Until now, reports have shown that smoking may cause cancer metastasis, but there have been no specific reports on the mechanism. We can assume from these results that smoking-induced inflammation in the lungs enhanced cell adhesion, trapping inflowing cancer cells to engraft and proliferate.

In the present study, a short-duration smoking mouse model was used to clarify the impact of smoking on pulmonary metastasis of CRC. Primary lung cancer is known to occur around emphysematous lesions, which suggests that a “field” that retains avascular and alveolar lesions is necessary as a cancer origin.22 On the other hand, clinical studies have suggested that active smoking, rather than prior smoking likely causes pulmonary metastasis. The reason is that the number of cancer cells drained into the lung is critical and the avascular area due to emphysema does not favor pulmonary metastasis. Thus, we opted to use a short-duration smoking mouse model to ensure that smoking induced acute and active inflammation without any structural changes, which occurs in diseases such as emphysema.23

In the past, some studies showed the etiologic field effect models which is the exposures and genetic factor promote tissue microenvironment of cancer and suggest that exposure may be associated with cancer progression.24,25 Smoking is considered one of the exposures and it influences multiple phases of tumor evolution. Therefore, past report supported that smoking may promote microenvironment of lungs, and causes pulmonary metastases of CRC.

A limitation of this study is that the 3-week smoking duration for the mouse model may not be a reliable reproduction of actual human smoking habits. In addition, this study only used one mouse strain and one colorectal cancer cell line. In the future, other strains, larger animal, other systems, and human tissues experiment is required for validation. Furthermore, in this study we focused on adhesion molecules and the relationship between inflammation and metastasis, but other factors related to migration and the micro-immune environment may also be involved; therefore, further experiments are needed.
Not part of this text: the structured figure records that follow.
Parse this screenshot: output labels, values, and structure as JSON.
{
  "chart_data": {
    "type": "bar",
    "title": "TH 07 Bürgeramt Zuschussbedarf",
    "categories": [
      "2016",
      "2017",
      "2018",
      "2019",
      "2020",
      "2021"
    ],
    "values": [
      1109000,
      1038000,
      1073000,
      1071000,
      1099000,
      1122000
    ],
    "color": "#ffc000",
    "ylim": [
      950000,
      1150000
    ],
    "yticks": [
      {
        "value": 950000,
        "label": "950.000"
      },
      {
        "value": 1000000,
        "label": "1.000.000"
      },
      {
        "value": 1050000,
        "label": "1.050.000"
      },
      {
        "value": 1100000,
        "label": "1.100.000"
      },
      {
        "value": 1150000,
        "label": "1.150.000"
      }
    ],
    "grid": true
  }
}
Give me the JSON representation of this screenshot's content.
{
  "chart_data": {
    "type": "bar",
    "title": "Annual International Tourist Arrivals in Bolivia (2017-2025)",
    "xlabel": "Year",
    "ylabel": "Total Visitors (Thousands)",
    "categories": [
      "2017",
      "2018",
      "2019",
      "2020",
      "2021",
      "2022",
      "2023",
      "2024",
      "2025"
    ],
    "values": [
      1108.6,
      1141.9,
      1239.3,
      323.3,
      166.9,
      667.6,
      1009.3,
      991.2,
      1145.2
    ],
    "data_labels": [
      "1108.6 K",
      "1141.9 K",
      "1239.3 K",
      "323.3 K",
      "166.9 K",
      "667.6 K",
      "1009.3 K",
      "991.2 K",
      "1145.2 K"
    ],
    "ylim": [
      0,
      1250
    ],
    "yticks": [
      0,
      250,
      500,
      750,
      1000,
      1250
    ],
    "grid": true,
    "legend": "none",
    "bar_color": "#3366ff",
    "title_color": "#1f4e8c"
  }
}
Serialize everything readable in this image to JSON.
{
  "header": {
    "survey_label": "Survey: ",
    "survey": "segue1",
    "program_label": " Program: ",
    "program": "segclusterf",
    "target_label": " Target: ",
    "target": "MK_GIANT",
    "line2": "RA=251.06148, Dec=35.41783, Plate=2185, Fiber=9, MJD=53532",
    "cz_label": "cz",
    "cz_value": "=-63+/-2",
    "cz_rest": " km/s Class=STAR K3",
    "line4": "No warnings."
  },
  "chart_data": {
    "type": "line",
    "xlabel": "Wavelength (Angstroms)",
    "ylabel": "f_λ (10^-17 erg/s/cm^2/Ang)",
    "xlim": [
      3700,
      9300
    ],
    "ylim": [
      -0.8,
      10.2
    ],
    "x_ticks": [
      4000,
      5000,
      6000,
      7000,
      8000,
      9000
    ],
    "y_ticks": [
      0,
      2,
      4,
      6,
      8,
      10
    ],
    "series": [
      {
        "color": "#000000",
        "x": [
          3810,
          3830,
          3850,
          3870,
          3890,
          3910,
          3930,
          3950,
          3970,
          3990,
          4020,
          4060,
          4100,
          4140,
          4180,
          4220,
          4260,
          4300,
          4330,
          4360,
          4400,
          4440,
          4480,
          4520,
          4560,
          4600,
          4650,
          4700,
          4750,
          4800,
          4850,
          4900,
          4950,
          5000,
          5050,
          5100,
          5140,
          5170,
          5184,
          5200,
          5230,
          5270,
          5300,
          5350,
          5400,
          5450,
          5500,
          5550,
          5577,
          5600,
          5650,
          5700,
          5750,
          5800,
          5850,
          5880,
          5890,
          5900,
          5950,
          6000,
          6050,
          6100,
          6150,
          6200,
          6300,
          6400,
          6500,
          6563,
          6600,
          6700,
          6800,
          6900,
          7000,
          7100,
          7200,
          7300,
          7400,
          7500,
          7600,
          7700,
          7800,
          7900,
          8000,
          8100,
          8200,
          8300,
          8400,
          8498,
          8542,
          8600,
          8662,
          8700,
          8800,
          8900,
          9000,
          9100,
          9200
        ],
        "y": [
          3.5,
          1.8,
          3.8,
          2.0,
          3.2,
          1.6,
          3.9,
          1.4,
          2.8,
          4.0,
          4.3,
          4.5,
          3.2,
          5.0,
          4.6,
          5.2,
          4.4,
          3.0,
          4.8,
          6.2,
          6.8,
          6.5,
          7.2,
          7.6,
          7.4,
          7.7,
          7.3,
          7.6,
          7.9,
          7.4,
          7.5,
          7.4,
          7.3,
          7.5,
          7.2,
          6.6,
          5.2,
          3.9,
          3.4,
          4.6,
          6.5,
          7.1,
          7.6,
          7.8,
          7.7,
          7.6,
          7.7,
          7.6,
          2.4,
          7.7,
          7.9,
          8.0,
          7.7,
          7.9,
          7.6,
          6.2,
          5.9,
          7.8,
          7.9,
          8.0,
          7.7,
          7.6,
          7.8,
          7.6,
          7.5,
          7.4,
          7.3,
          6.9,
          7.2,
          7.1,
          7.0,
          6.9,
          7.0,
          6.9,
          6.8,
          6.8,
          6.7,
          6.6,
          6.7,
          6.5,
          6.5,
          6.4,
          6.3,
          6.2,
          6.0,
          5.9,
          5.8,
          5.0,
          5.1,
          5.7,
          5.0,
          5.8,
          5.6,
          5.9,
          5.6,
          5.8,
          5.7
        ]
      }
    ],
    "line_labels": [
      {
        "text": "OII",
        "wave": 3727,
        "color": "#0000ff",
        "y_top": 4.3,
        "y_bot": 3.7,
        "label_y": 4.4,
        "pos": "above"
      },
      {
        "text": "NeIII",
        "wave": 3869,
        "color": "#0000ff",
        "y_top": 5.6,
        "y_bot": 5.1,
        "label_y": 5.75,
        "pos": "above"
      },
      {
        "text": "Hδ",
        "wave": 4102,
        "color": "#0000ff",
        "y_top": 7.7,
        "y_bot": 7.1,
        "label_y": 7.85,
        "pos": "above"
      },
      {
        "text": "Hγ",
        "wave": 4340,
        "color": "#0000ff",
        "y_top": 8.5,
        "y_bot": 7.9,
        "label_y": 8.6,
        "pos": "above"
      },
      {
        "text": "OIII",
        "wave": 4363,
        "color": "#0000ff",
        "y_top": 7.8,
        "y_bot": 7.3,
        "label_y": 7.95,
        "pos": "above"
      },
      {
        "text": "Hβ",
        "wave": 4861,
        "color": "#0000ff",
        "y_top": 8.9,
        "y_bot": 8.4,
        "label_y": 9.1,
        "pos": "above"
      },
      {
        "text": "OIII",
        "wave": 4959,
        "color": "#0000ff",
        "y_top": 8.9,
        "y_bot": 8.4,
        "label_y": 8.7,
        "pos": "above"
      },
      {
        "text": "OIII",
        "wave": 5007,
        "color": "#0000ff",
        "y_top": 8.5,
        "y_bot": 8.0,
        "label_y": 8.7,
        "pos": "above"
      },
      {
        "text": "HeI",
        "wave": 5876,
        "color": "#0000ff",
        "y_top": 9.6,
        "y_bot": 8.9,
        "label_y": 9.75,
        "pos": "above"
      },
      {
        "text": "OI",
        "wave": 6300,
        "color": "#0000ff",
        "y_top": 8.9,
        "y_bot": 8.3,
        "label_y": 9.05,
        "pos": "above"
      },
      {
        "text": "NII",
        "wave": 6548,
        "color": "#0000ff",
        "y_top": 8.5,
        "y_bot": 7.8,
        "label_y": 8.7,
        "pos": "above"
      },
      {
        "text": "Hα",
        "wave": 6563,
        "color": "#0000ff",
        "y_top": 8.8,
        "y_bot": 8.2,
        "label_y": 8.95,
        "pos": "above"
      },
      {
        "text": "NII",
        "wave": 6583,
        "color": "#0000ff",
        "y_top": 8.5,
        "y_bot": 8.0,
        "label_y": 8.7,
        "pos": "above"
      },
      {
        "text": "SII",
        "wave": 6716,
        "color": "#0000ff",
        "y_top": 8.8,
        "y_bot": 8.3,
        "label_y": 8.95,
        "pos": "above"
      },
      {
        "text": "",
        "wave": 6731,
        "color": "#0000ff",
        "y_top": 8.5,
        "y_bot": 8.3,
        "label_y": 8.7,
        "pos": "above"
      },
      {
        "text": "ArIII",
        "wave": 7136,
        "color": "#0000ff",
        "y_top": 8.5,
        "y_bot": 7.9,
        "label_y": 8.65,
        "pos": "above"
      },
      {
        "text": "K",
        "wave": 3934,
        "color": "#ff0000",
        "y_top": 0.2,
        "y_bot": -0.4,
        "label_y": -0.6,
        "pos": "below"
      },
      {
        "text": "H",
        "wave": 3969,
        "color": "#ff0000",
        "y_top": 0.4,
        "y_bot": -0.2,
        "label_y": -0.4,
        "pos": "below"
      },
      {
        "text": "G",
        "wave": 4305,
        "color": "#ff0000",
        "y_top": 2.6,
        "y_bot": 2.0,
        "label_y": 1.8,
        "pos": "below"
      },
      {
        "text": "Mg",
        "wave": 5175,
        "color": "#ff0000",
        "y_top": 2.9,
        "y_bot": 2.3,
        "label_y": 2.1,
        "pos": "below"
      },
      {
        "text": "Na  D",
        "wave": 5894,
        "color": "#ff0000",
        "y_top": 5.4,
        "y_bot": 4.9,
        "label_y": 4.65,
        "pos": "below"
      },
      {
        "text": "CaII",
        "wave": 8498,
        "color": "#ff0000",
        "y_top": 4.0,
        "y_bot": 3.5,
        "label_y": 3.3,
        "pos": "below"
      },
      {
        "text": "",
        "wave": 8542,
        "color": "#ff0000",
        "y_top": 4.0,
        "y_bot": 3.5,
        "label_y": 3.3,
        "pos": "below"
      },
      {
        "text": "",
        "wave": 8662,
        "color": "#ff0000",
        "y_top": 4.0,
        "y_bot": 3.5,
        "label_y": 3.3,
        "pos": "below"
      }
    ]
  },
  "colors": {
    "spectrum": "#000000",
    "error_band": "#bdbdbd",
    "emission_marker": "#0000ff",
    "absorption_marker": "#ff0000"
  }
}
Notwithstanding, this is the first study to clarify the impact of smoking on pulmonary metastasis of CRC, and is an important first step to understanding the mechanism of pathogenesis of pulmonary metastasis.

Conclusion

Smoking-induced inflammation of the lung and enhanced expression of cell adhesion molecules might contribute to the pathogenesis of pulmonary metastasis of CRC. Therefore, smoking cessation may improve the prognosis of CRC by preventing pulmonary metastasis; however, further research is needed.

Disclosure

Prof. Dr. Yuko Kitagawa reports grants and/or personal fees from ASAHI KASEI PHARMA CO., LTD., TAIHO PHARMACEUTICAL CO., LTD, CHUGAI PHARMACEUTICAL CO., LTD., DAIICHI SANKYO COMPANY, LIMITED, Merck Serono Co., Ltd., EA Pharma Co., Ltd., Yakult Honsha Co. Ltd., Otsuka Pharmaceutical Co., Ltd., Takeda Pharmaceutical Co., Ltd., Otsuka Pharmaceutical Factory Inc., SHIONOGI & CO., LTD., KAKEN PHARMACEUTICAL CO., LTD., Kowa Pharmaceutical Co., Ltd., Astellas Pharma Inc., MEDICON INC., DAINIPPON SUMITOMO PHARMA Co., Ltd., Taisho Toyama Pharmaceutical Co., Ltd., Kyowa Hakko Kirin Co., Ltd., Pfizer Japan Inc., ONO PHARMACEUTICAL CO., LTD., NIHON PHARMACEUTICAL CO., LTD., Japan Blood Products Organization, Medtronic Japan Co., Ltd., Sanofi K.K., Eisai Co., Ltd., TSUMURA & CO., KCI Licensing, Inc., ABBOTT JAPAN CO., LTD., FUJIFILM Toyama Chemical Co., Ltd., outside the submitted work. The authors report no other conflicts of interest in this work.